As described above, according to the present invention, the attachment portion (15), the first link (16), and the second link (17) are sequentially connected by the rotation centers (a, b) to form a multi-joint link. Then, the laminated first and second piezoelectric elements (6, 7) whose length is changed by energization and which have the pressing ends (8, 9) are attached to the mounting portion (15) and the first link ( 16), each of which is fixed to the mounting portion (1) using a first spring (12) so that the first link (16) can rotate in response to a change in the length of the first piezoelectric element. 15) and the arm (10) of the first link (16) are coupled so that the second link (17) can rotate in response to the change in the length of the second piezoelectric element. A second spring (13) is used to connect the first link (16) and the arm (11) of the second link (17), and the lower end of the second link (17) is The contact portion via a spring (18) (19) is provided, it is possible to construct a paper feed apparatus compact, lightweight. In particular, when feeding at a fine pitch like a line dot printer, there is no need to use a reduction gear, and there is an advantage that noise is not generated.
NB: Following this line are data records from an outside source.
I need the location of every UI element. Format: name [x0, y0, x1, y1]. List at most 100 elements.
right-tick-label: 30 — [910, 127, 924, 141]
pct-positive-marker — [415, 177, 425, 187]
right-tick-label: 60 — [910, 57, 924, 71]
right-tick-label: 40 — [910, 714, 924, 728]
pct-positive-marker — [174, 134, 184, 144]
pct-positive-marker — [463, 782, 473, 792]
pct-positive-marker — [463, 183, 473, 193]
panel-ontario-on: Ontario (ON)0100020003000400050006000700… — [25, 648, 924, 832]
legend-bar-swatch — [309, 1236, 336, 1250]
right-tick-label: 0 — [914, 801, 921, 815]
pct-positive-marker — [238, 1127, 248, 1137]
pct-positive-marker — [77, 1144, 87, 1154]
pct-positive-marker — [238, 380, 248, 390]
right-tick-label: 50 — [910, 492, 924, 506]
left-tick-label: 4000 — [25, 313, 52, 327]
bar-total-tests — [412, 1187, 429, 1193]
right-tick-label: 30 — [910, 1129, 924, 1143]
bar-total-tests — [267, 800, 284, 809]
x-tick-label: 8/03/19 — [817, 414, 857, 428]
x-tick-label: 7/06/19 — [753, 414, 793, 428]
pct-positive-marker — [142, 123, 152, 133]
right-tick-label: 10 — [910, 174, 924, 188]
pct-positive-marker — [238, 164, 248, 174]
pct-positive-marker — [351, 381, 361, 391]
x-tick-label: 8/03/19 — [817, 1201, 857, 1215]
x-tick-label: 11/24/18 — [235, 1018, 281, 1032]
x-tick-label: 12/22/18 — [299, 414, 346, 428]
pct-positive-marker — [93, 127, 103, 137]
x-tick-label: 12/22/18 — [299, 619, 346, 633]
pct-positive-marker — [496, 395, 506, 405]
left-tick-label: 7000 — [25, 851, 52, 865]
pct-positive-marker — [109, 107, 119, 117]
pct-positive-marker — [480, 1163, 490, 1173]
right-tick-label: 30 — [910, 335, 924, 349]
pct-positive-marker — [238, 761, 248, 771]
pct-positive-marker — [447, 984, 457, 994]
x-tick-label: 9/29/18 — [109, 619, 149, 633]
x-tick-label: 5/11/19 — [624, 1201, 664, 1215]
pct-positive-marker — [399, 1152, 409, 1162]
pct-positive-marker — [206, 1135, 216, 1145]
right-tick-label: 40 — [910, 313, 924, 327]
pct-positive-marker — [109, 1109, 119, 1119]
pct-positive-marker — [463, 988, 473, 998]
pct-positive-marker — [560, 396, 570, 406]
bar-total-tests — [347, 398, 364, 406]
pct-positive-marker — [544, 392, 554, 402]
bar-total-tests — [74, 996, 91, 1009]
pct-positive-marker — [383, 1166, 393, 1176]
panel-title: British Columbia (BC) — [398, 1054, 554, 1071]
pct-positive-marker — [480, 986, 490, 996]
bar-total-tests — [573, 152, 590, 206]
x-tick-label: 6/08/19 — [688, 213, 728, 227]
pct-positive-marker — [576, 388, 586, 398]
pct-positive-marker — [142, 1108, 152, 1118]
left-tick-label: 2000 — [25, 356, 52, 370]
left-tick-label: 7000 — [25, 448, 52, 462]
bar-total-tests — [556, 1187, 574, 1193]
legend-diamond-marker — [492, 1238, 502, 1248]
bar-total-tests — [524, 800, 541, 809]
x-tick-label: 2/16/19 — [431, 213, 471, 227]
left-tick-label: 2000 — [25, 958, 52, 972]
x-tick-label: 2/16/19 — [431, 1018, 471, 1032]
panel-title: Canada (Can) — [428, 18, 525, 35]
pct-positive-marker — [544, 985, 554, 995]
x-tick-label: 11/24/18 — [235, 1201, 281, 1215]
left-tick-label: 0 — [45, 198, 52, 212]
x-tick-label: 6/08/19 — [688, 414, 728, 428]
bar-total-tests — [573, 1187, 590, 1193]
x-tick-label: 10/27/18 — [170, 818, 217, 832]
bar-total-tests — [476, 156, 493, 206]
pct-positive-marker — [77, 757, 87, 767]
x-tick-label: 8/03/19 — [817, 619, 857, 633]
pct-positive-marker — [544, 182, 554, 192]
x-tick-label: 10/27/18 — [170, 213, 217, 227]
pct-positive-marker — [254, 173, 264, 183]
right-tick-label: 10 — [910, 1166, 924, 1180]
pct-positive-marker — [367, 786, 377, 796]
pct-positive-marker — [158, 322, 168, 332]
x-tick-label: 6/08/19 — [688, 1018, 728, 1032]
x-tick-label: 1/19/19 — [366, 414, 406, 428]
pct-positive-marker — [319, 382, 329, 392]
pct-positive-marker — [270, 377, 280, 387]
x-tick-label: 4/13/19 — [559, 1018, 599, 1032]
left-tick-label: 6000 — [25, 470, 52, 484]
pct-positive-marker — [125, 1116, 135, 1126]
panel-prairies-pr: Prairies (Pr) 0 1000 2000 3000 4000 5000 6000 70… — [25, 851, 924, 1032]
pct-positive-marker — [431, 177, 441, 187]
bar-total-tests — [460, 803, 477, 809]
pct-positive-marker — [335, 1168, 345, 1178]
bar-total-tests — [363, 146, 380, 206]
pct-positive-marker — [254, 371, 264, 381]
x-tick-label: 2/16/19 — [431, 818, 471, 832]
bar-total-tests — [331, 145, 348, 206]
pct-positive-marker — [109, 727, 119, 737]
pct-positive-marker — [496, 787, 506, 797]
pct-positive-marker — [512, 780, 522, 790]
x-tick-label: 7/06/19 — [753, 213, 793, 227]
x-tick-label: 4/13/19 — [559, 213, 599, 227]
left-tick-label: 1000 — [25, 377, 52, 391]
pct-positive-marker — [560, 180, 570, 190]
BRIEF DESCRIPTION OF THE DRAWINGS FIG. 1 is a side view of an embodiment of the present invention, and FIG.
FIG. 3, FIG. 4 and FIG. 6 are partial perspective views of the main part of the drawing, and FIG. 5, FIG. 6 and FIG.
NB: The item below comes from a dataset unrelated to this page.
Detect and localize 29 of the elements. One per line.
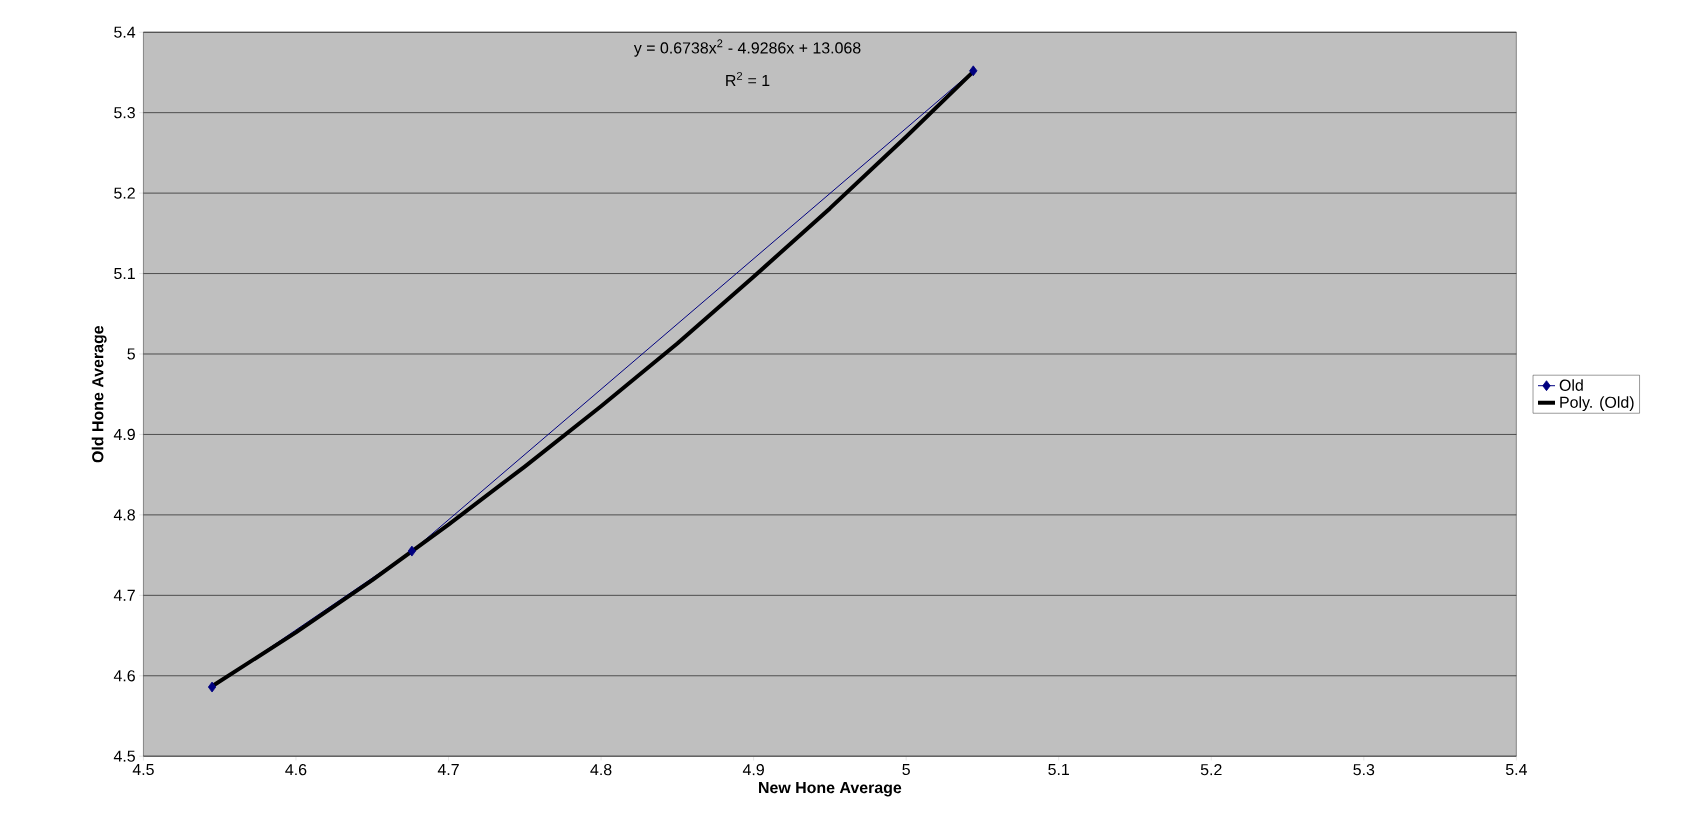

FIG. 7 is a partial side view of another embodiment of the present invention, and FIG. 7 is a perspective view showing an example of a conventional sheet feeding device using a pulse motor. In the figure, 1 is a sheet, 6 and 7 are laminated piezoelectric elements, 8 and 9 are pressing ends, 10 and 11 are arms, 12 and 13 are springs, 14 is a base, 15 is a mounting part, and 16 and 17 are Link, 18 is a leaf spring, 19 is a contact portion, 20 is a paper guide, 21, 22 and 23 are movement routes of the tip of the contact portion, a, b
Is the center of rotation of the link, and c is the tip of the contact portion.

Claims (1)

[Claims] 1. A multi-joint link is formed by connecting a mounting portion (15), a first link (16) and a second link (17) one after another by means of a center of rotation (a, b), which is long by energization. Fixing laminated first and second piezoelectric elements (6, 7) having varying pressures and pressing ends (8, 9) to the mounting portion (15) and the first link (16), respectively. Then, a first spring (12) is used so that the first link (16) can rotate in response to a change in the length of the first piezoelectric element, and the attachment portion (15) and the first The second link (17) is connected to the arm (10) of the first link (16) so that the second link (17) can rotate in response to the change in the length of the second piezoelectric element. 13) is used to connect the first link (16) and the arm (11) of the second link (17), and a leaf spring (18) is provided on the lower end side of the second link (17). Connect through A paper feeding device characterized in that a touching portion (19) is provided.